Oh, my sweet Lord. Talk about a crash. Even by the time he comes back as a guy in a human-size elephant costume, throwing a snowball at our hero's face, you can still hear the reverberations.

Howard and Queen Latifah thread themselves through the film as protean observers and very occasional magical meddlers in this story of a lonely single mom with three young children. Nancy Taylor (a less-than-stellar Gabrielle Union) is split from crude hip-hop star James "J-Jizzy" Taylor (Charlie Murphy), who may have seen fire and rain but is content to spit out a Christmas rap CD with song like "I Saw Mommy Capping Santa Claus." Murphy proves dead-on funny in what amounts to impression of his famous younger brother, Eddie, and Katt Williams, playing J-Jizzy's manager, Delicious, proves equally deadpan funny.
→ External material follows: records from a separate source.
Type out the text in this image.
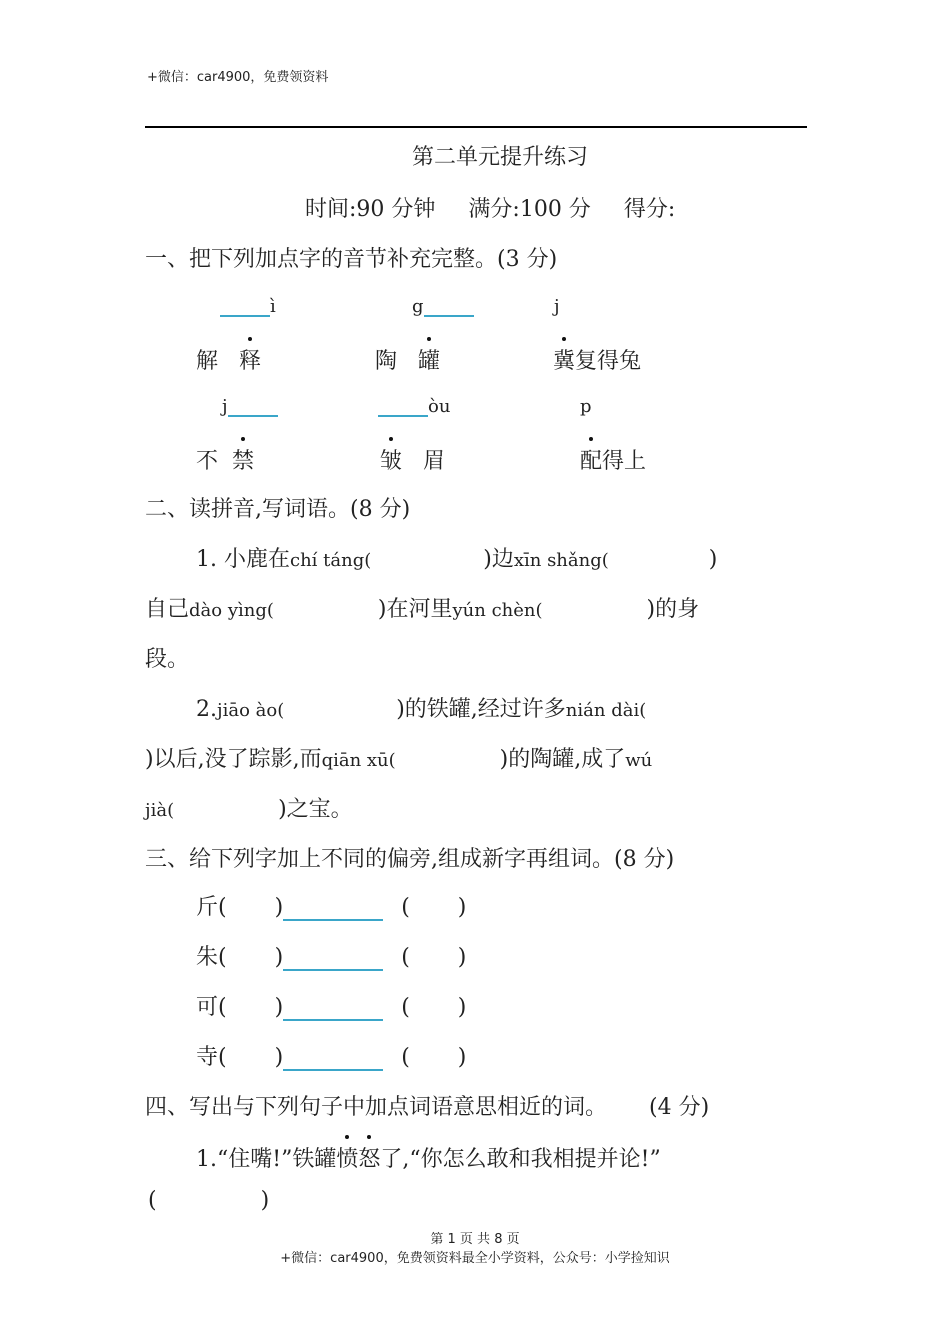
+微信：car4900，免费领资料
第二单元提升练习
时间:90 分钟 满分:100 分 得分:
一、把下列加点字的音节补充完整。(3 分)
ì	g	j
解 释	陶 罐	冀复得兔
j	òu	p
不 禁	皱 眉	配得上
二、读拼音,写词语。(8 分)
1. 小鹿在chí táng(	)边xīn shǎng(	)
自己dào yìng(	)在河里yún chèn(	)的身
段。
2.jiāo ào(	)的铁罐,经过许多nián dài(
)以后,没了踪影,而qiān xū(	)的陶罐,成了wú
jià(	)之宝。
三、给下列字加上不同的偏旁,组成新字再组词。(8 分)
斤( )	( )
朱( )	( )
可( )	( )
寺( )	( )
四、写出与下列句子中加点词语意思相近的词。 (4 分)
1.“住嘴!”铁罐愤怒了,“你怎么敢和我相提并论!”
(	)
第 1 页 共 8 页
+微信：car4900，免费领资料最全小学资料，公众号：小学捡知识
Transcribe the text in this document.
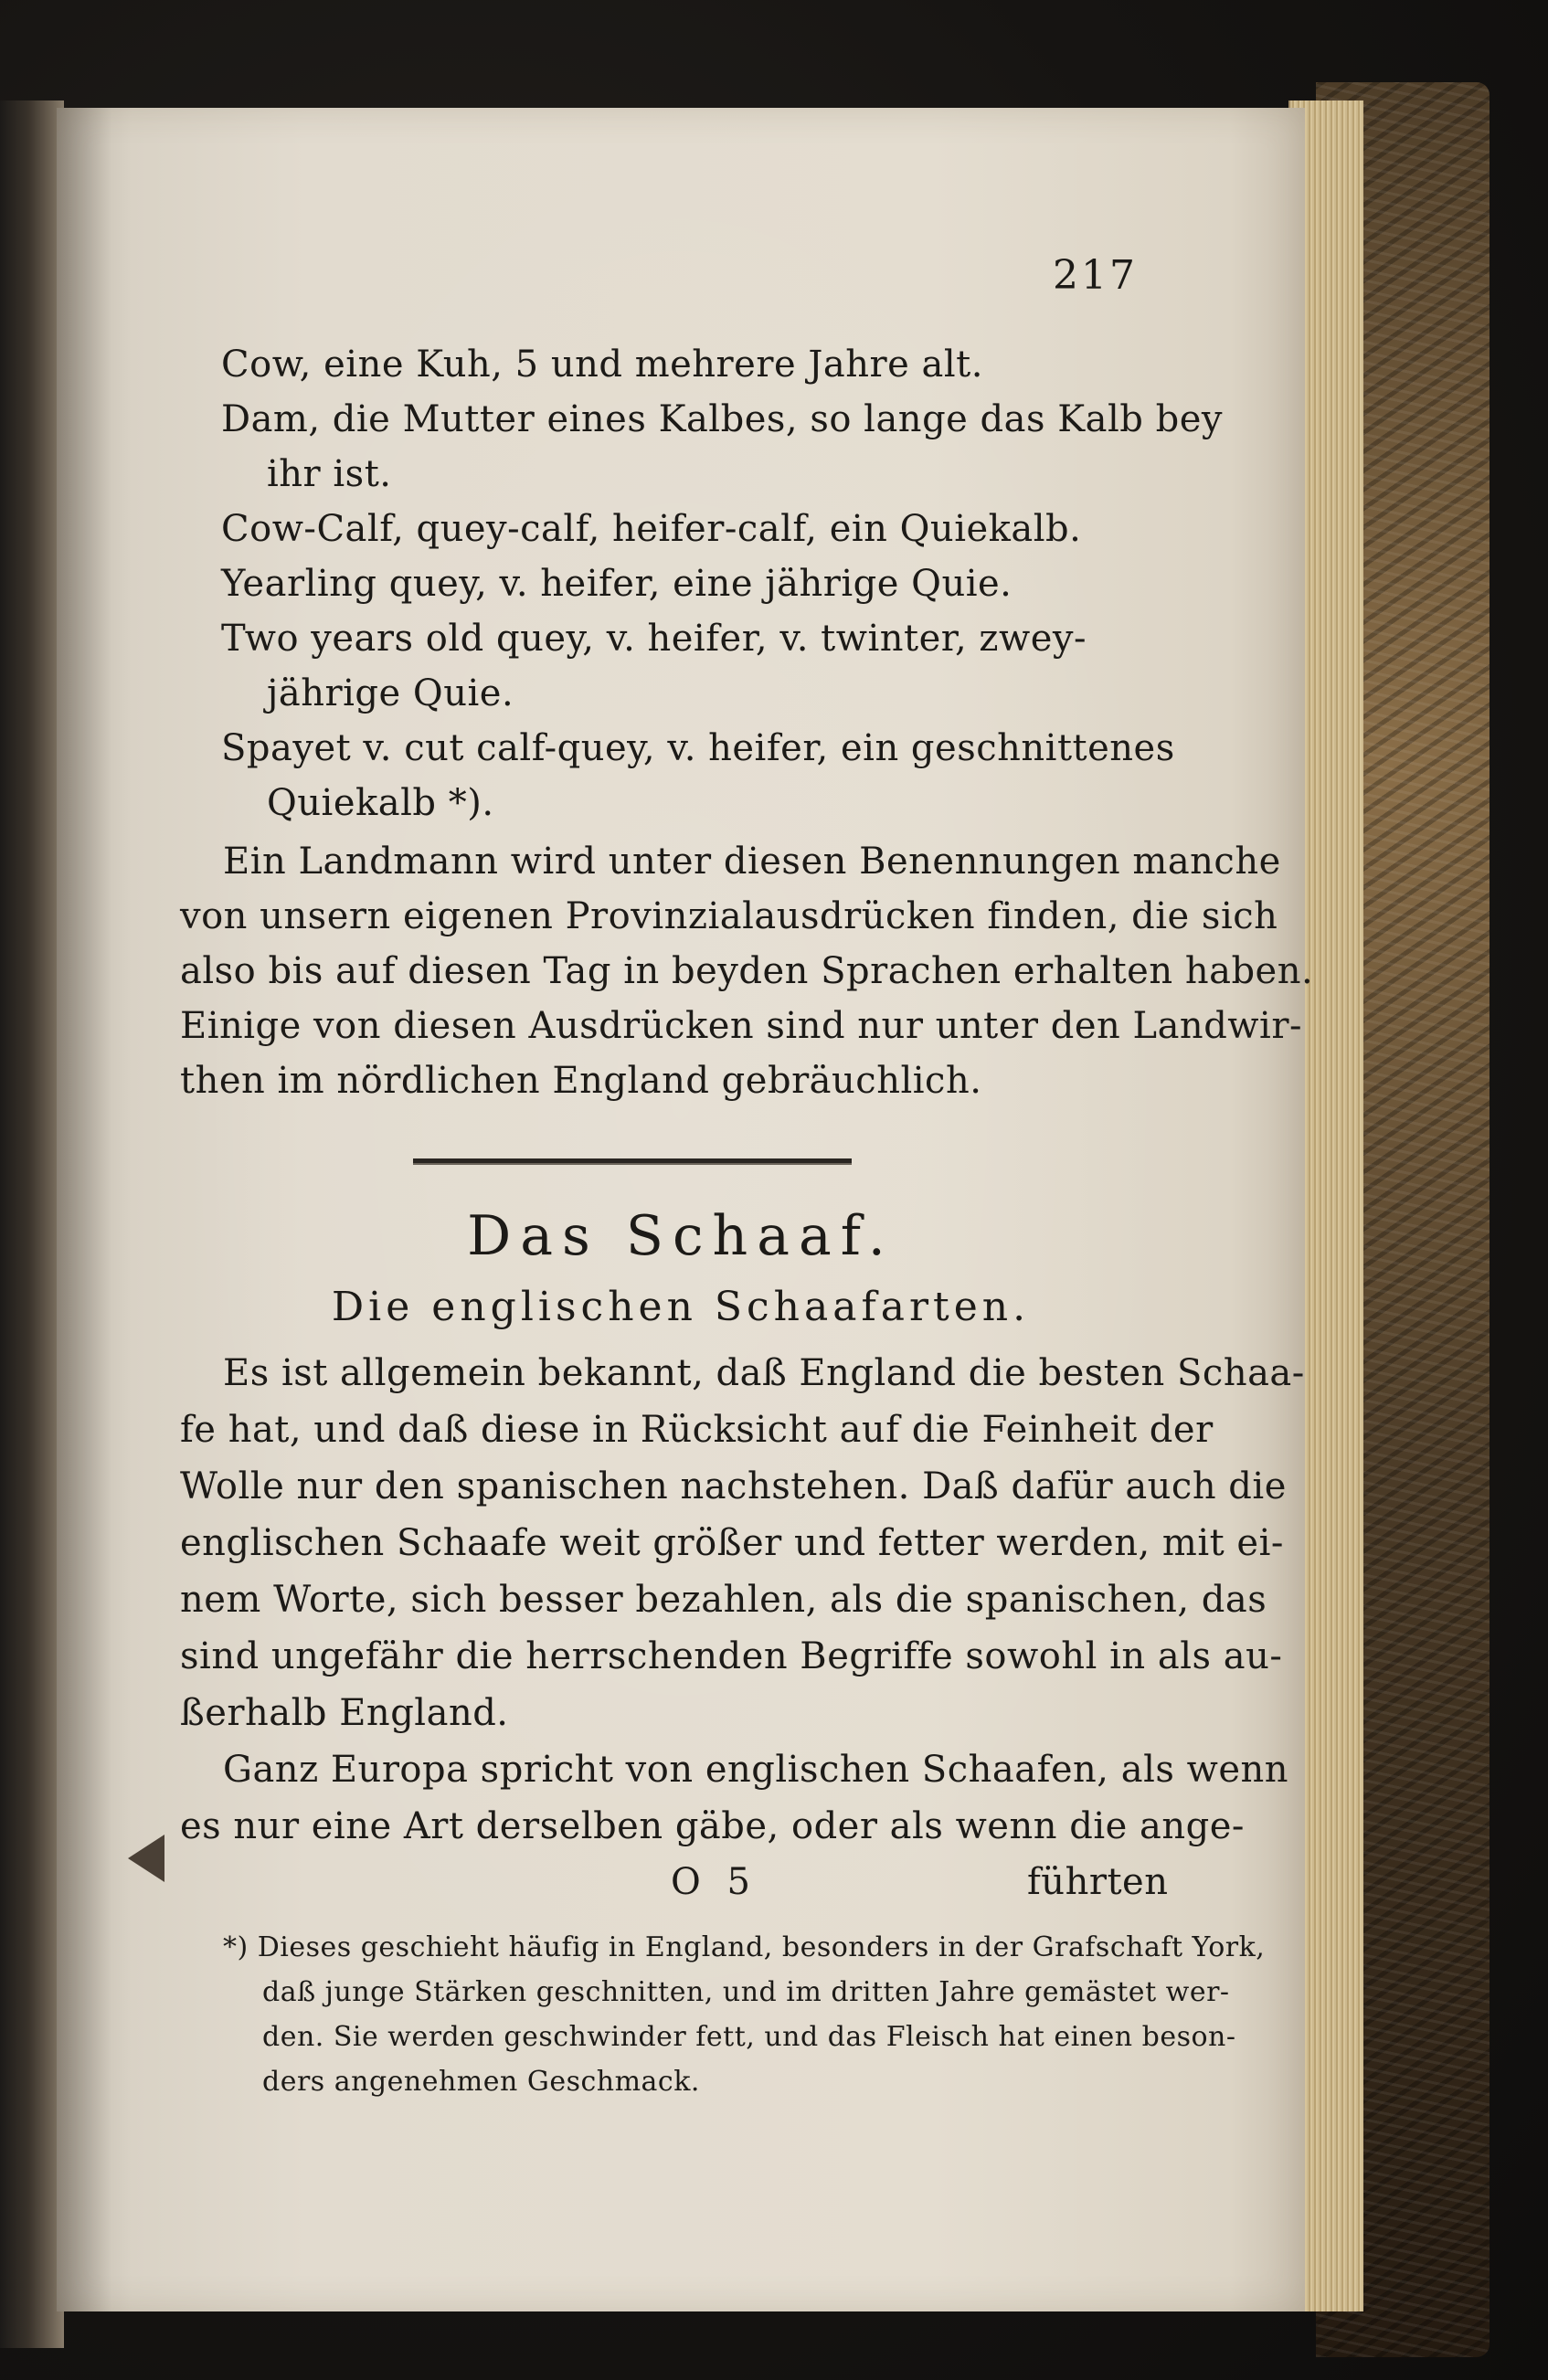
217
Cow, eine Kuh, 5 und mehrere Jahre alt.
Dam, die Mutter eines Kalbes, so lange das Kalb bey
ihr ist.
Cow-Calf, quey-calf, heifer-calf, ein Quiekalb.
Yearling quey, v. heifer, eine jährige Quie.
Two years old quey, v. heifer, v. twinter, zwey-
jährige Quie.
Spayet v. cut calf-quey, v. heifer, ein geschnittenes
Quiekalb *).
Ein Landmann wird unter diesen Benennungen manche
von unsern eigenen Provinzialausdrücken finden, die sich
also bis auf diesen Tag in beyden Sprachen erhalten haben.
Einige von diesen Ausdrücken sind nur unter den Landwir-
then im nördlichen England gebräuchlich.
Das Schaaf.
Die englischen Schaafarten.
Es ist allgemein bekannt, daß England die besten Schaa-
fe hat, und daß diese in Rücksicht auf die Feinheit der
Wolle nur den spanischen nachstehen. Daß dafür auch die
englischen Schaafe weit größer und fetter werden, mit ei-
nem Worte, sich besser bezahlen, als die spanischen, das
sind ungefähr die herrschenden Begriffe sowohl in als au-
ßerhalb England.
Ganz Europa spricht von englischen Schaafen, als wenn
es nur eine Art derselben gäbe, oder als wenn die ange-
O 5	führten
*) Dieses geschieht häufig in England, besonders in der Grafschaft York,
daß junge Stärken geschnitten, und im dritten Jahre gemästet wer-
den. Sie werden geschwinder fett, und das Fleisch hat einen beson-
ders angenehmen Geschmack.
Unfortunately, they're not the male leads. That distinction goes to the glam-handsome Morris Chestnut, and frankly, it's a pebble-in-your-shoe distraction when a guy in a romantic comedy is so much prettier than the girl. But that's the least of the problems in a film with the kind of unconvincing and artificial obstacles to true love that are exhibited here. Chestnut plays aspiring songwriter Benjamin Armstrong, who to make ends meet during the holidays takes a gig as a department-store Santa, abetted by his funny-fat-man friend Jamal (Faizon Love) as an oversized elf. When Nancy's young daughter Emily (Khail Bryant) tells Santa she just wants a nice man to give her mommy a compliment, Benjamin plays secret Santa in his civvies. After delivering the compliment, Benjamin is smitten—but assuming that Santa and the ever-returning Emily have a lawyer/client-type confidentiality, he never tells Nancy the real reason he knows what she wants.

Complicating matters, J-Jizzy, not knowing Benjamin's dating his ex, decides to buy one of Benjamin's songs and make him a star, which somehow makes Benjamin feel he and Nancy must split up. None of it makes much logical sense, and the wacky complications take so long to gear up, you're not sure what this movie's about until it's halfway through.

The technical credits and the direction are mediocre, the editing has no feel for comic timing, and despite the appealing supporting performers, I'd like to cap this movie.